Anyways, apart from the medium, the film itself is very watchable. Plenty of drug paranoia, not to mention drugged out conversations. The plot revolves around Keanu Reeves character, Bob Arctor, or possibly Fred. Fred is his codename, what he goes by when reporting to his police department. Arctor is his undercover alias, a drug taking, small time crook. But he is so deep undercover that he is actually ordered to spy on himself. No one in the police really know what he looks like as he wears a suit that disguises him constantly by shifting what he looks like. Flickering through different appearances, and parts of appearances so that he may have half the face of a blonde woman, the arm of a man, and the feet of someone else entirely.
But to be honest, the plot didn’t really engage me all that much.
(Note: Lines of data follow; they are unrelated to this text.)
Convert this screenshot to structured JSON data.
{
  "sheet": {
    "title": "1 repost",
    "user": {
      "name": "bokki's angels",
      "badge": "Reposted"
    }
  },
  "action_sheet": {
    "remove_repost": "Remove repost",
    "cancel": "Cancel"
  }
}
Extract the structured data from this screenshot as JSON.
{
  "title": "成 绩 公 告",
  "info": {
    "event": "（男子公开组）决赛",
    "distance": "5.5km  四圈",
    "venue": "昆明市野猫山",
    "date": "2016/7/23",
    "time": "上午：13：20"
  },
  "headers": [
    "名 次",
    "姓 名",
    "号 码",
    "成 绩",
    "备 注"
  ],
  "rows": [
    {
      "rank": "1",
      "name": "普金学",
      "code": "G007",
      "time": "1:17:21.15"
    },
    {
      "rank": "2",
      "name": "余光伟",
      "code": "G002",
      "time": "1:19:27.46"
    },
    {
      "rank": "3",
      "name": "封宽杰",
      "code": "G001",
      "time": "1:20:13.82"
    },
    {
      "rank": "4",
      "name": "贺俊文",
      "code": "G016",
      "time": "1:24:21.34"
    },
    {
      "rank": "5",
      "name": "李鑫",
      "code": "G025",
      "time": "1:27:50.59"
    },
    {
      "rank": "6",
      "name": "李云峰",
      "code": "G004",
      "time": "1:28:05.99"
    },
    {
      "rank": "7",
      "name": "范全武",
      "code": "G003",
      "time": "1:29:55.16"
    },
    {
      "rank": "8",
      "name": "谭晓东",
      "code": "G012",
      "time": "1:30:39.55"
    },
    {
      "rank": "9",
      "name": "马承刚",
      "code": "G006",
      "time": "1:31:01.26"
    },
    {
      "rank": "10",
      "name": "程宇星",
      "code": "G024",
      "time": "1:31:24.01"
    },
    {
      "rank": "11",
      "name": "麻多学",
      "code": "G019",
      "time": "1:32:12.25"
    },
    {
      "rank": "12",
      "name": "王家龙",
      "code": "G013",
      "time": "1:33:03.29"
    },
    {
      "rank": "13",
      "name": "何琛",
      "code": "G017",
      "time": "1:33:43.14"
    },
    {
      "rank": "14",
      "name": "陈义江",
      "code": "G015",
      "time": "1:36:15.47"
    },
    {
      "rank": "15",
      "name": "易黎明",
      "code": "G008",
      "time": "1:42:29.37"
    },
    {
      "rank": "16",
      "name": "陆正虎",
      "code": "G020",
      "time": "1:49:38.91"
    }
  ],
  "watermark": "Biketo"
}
Possibly because I don’t have a real feel for this animation, which makes it hard to get into the story. But also because there is a constant sense that nothing is what it seems, and you shouldn’t take anything at face value.
Overall though, it is worth going to see purely for the dialogue and humour, which although dark and sombre is also occasionally hilarious. The discussion regarding the bicycle and the orphaned gears is not one to be missed.
There is of course also the deeper meaning behind this film; the damage drugs are doing to people, the surveillance culture, the erosion of civil liberties. All quite depressing subjects, but handled well. There is even a possibility of hope in the final scene, although that is really up to the viewer to decide.
All in all there is plenty to entertain, but I wouldn’t be in a rush to see this above anything else.